Most people know songwriter Angaleena Presley as one third of Pistol Annies, the outlaw country girl group comprised of Miranda Lambert, Ashley Monroe and Presley who put their writing chops together to create their debut album Hell on Heels in 2011. What most don't know is that Presley has released two critically acclaimed studio albums on her own, the most recent being Wrangled, which dropped in April of this year via Thirty Tigers Records.
The album is a solo effort from Presley as she serves as a co-writer on all twelve tracks and as co-producer. However, there's a ton of notable songwriting collaborations throughout the album as well. The first track, “Dreams Don't Come True" was a reunion of sorts for the Pistol Annies as both Monroe and Lambert joined Presley to write the song.
Track number three, “Only Blood," was co-written with the acclaimed Chris Stapleton and features his wife Morgane on vocals. Later, the album features “Good Girl Down" which Presley co-wrote with the famed Wanda Jackson who has had a storied career as the “Queen of Rockabilly." Last but not least is “Cheer Up Little Darling," that Presley wrote with Guy Clark. It was the last song Clark completed before his death in May of 2016, which makes it a truly special track on the album.
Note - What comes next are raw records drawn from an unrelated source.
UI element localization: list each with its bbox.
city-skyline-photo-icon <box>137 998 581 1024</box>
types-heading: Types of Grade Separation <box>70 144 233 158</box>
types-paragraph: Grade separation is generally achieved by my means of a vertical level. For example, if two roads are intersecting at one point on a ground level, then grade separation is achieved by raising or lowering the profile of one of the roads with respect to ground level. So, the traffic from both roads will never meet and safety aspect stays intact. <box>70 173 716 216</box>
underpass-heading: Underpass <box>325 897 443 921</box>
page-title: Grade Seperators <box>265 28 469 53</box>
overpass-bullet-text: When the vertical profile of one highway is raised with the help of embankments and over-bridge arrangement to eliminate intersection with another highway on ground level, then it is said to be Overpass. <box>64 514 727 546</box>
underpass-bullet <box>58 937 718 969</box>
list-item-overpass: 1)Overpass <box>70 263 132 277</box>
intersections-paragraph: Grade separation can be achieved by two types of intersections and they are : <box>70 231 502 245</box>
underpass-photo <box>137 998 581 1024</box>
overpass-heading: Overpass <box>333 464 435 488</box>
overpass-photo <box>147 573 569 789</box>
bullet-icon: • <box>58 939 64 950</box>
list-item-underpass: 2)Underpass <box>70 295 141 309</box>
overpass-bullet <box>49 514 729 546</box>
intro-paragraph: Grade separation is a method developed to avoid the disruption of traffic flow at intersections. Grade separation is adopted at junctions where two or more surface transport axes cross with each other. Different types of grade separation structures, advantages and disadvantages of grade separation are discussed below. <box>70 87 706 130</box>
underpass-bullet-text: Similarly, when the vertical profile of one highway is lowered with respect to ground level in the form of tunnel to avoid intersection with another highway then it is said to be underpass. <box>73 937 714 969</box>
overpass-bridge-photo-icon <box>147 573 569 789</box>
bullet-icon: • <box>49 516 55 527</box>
Angaleena Presley's Album Wrangled
The album features a sound that is distinctly Presley's own throughout and each song allows Presley's stellar vocals to shine. “Only Blood" is a standout track that is a throwback to the country music sounds of yesteryear and features an almost gospel-like theme about being saved:
“Only blood is strong enough to wash away your sins
Only blood is strong enough to change the way you've been
Between Jesus and the Devil there's a path for you and me
Only blood can set you free
Only blood can set you free.."
“Country" is a song that features a sonic arrangement that is almost exactly the opposite. Featuring a hammering beat, the song is tongue-in-cheek take on country music, as Presley told Vice: "I had a very disheartening meeting where my publisher told me that my songs were amazing, just not right for the current climate. The climate was partly shady with 100% chance of dudes…. So, I went home from that meeting, thought about “the formula", all the trends that were happening on country radio, including rap, and wrote “Country" as a parody."
The entire album, parodies included, is an excellent offering to those who prefer a more traditional take on country music and is not to be missed!